Force est de constater que ces mêmes règles ont force de loi dans d’autres cultures : tradition
islamique, la guerre doit être déclarée par les institutions compétentes et les civils ne doivent
pas être visés (dans le droit canon musulman, après, ceux qui disent qu’il faut tuer les enfants
etc. ont été chercher leurs normes on ne sait pas trop où….).
La logique de l’universalisme peut se heurter à la critique du relativisme (selon
lequel on ne devrait pas critiquer une morale, une tradition, qui n’est pas la sienne).
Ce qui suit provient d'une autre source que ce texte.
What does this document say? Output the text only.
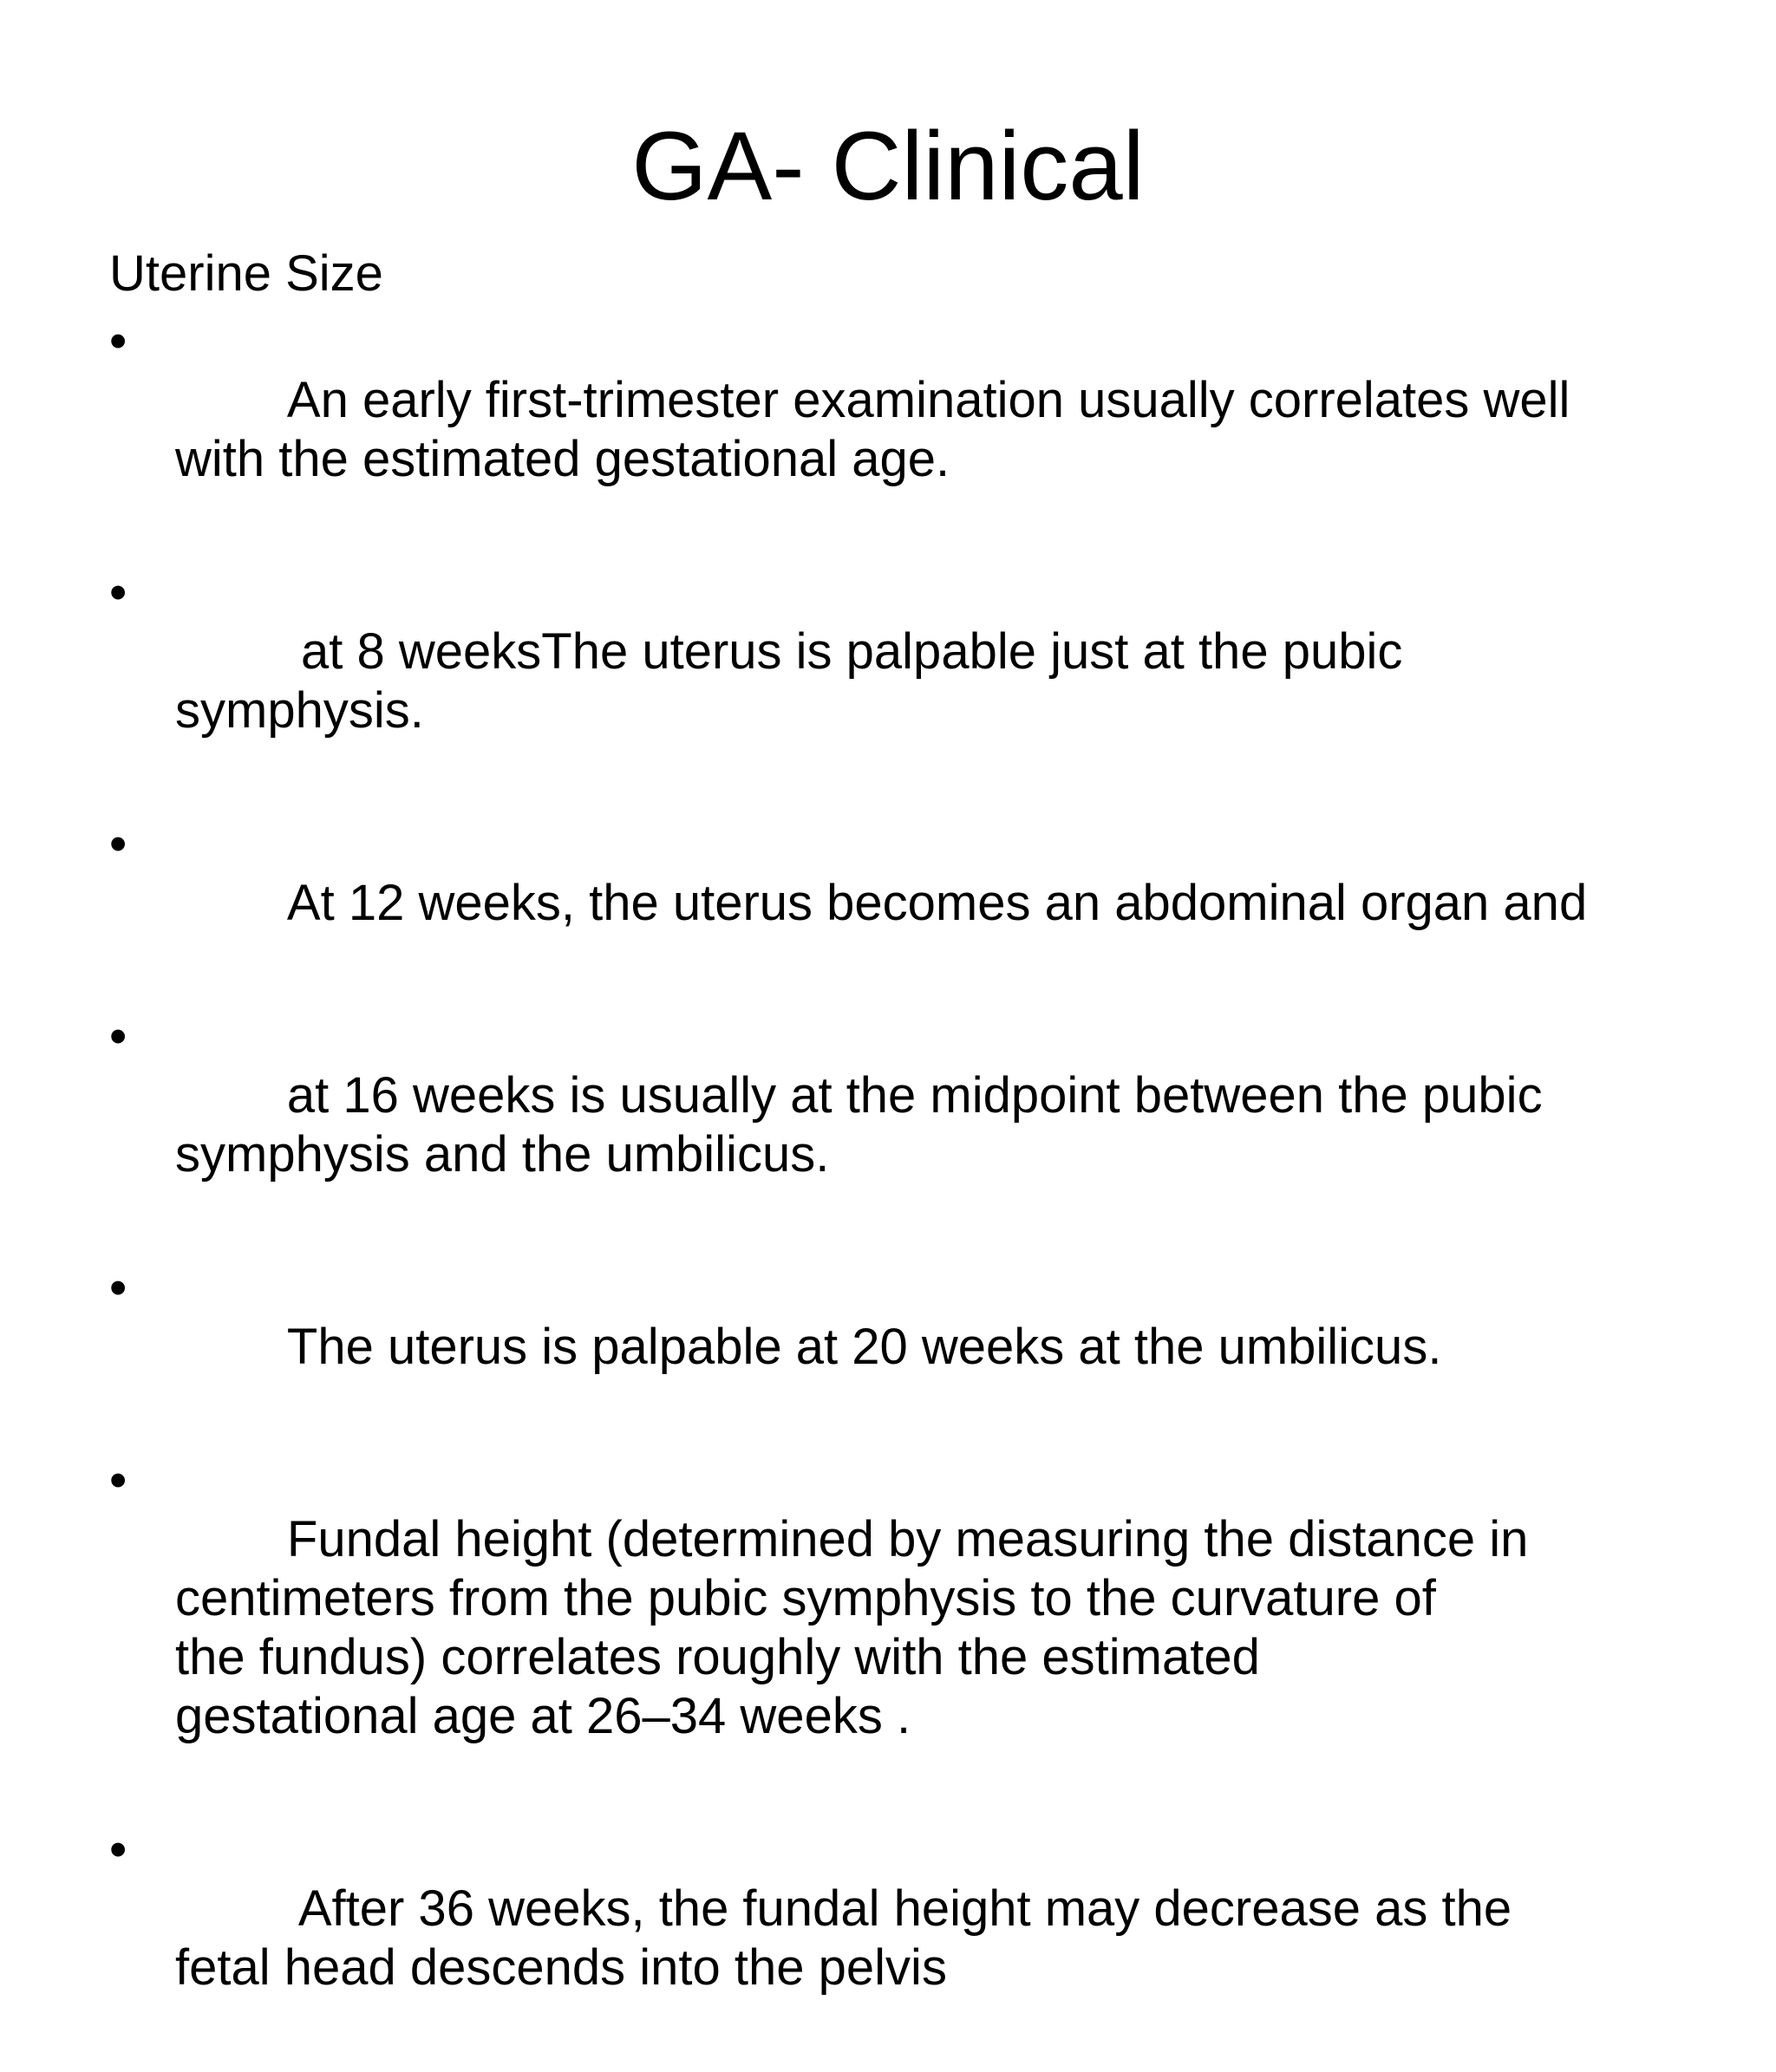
GA- Clinical
Uterine Size

•
An early first-trimester examination usually correlates well
with the estimated gestational age.

•
at 8 weeksThe uterus is palpable just at the pubic
symphysis.

•
At 12 weeks, the uterus becomes an abdominal organ and

•
at 16 weeks is usually at the midpoint between the pubic
symphysis and the umbilicus.

•
The uterus is palpable at 20 weeks at the umbilicus.

•
Fundal height (determined by measuring the distance in
centimeters from the pubic symphysis to the curvature of
the fundus) correlates roughly with the estimated
gestational age at 26–34 weeks .

•
After 36 weeks, the fundal height may decrease as the
fetal head descends into the pelvis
La propre
règle du relativisme peut elle-même être relativisée et on n’en tient plus compte ! ! Par
ailleurs, il faut qu’il y ait un accord sur les ppes minimaux universels (ne pas tuer
intentionnellement les civils etc.) et ensuite faire preuve de plus de souplesse pour le reste.
Ce qui est en jeu, c’est la manière dont les Etats occidentaux vont mettre en place un
dialogue. Les années 1990 ont porté l’espoir que la diffusion de la démocratie dans le monde
allait régler plein de pb. Mais pour certains, c’est une chimère que de vouloir exporter la
démocratie dans le monde. Ce sont les démocraties émergentes qui sont les plus dangereuses
en fait, il y aura des guerres à l’intérieur et avec l’extérieur ! (ex. Irak !). Universalisme
soft : on promeut la démocratie et on donne de l’argent, et la hard : on l’impose par la force.
 L’acceptation de règles communes modestes et efficaces devrait être un enjeu
majeur, pour éviter l’impasse entre l’universalisme discriminateur et le relativisme
paranoïaque du complot contre les pays du Sud.